Capítulo 3 REGRESO AL HOGAR

Trasmoz, 28 de junio de 2018

Bien, ¿por dónde íbamos? ¡Ah!, ¡el destino! Te lo confirmo, no existe, es un hecho que la historia puede alterarse. Sin embargo, he de informarte que no todo depende de nosotros, que las circunstancias personales que nos rodean se mezclan y diluyen con las otras: las ambientales y las históricas. Sin ir más lejos el estudio del pasado siempre fue mi pasión y la carrera de Historia mi principal ocupación hasta que logré licenciarme.

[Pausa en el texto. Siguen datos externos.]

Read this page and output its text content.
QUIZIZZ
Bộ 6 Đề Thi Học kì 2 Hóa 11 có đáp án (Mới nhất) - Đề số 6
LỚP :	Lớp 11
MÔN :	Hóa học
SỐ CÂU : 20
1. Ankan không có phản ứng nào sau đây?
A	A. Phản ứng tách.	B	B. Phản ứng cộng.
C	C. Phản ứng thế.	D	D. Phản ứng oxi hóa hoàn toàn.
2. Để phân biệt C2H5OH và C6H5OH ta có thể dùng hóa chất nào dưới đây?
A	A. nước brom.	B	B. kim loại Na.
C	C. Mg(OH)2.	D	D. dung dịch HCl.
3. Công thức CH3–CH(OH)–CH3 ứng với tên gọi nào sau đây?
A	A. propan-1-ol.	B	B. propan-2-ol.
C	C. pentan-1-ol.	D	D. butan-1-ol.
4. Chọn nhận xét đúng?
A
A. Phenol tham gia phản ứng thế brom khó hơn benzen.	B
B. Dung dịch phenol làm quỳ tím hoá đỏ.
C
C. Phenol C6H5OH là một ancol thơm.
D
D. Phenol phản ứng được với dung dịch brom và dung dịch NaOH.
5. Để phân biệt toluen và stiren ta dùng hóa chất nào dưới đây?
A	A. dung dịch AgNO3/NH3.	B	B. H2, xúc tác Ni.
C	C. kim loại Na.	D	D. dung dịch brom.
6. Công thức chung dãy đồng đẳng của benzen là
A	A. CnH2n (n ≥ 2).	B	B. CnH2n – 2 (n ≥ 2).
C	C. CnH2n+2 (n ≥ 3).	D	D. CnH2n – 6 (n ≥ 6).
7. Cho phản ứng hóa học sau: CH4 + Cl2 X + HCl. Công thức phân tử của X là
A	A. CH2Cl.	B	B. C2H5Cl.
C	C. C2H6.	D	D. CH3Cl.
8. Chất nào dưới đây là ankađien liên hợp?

Durante mis horas de estudio en que las diferentes asignaturas se solapaban en un sinfín de datos, fechas y sucesos, podía imaginar con facilidad cómo habrían sido las cosas en ese mismo instante ya pasado, al menos eso creía. Me fascinaba pensar que los diferentes episodios de la historia que se reflejaban en los libros y los apuntes en realidad habían existido, que sin duda habían sido tan reales como el presente en el que me encontraba.

Este pensamiento también se trasladaba a la historia que conocía sobre mi familia. Al menos la más reciente, la que se remontaba al siglo XVIII. Probablemente el escenario sería tan diferente a la época presente, que a menudo, cuando lo pensaba me hacía estremecer. Solía evocar los diferentes eslabones que, generación tras generación, habían conformado la naturaleza de mi familia. Pensaba más bien en mis antepasados, a los que, por la diferencia temporal que nos separaba, jamás conocería. Aun así, experimentaba una curiosa sensación de cercanía. Si bien éramos extraños a los que el tiempo había separado, quizás por la familiaridad de sus facciones, tal vez por las legendarias historias que me había contado mi abuela Lucía, encontraba en los viejos retratos familiares rostros amigables en los que seguro podría haber confiado o incluso querido.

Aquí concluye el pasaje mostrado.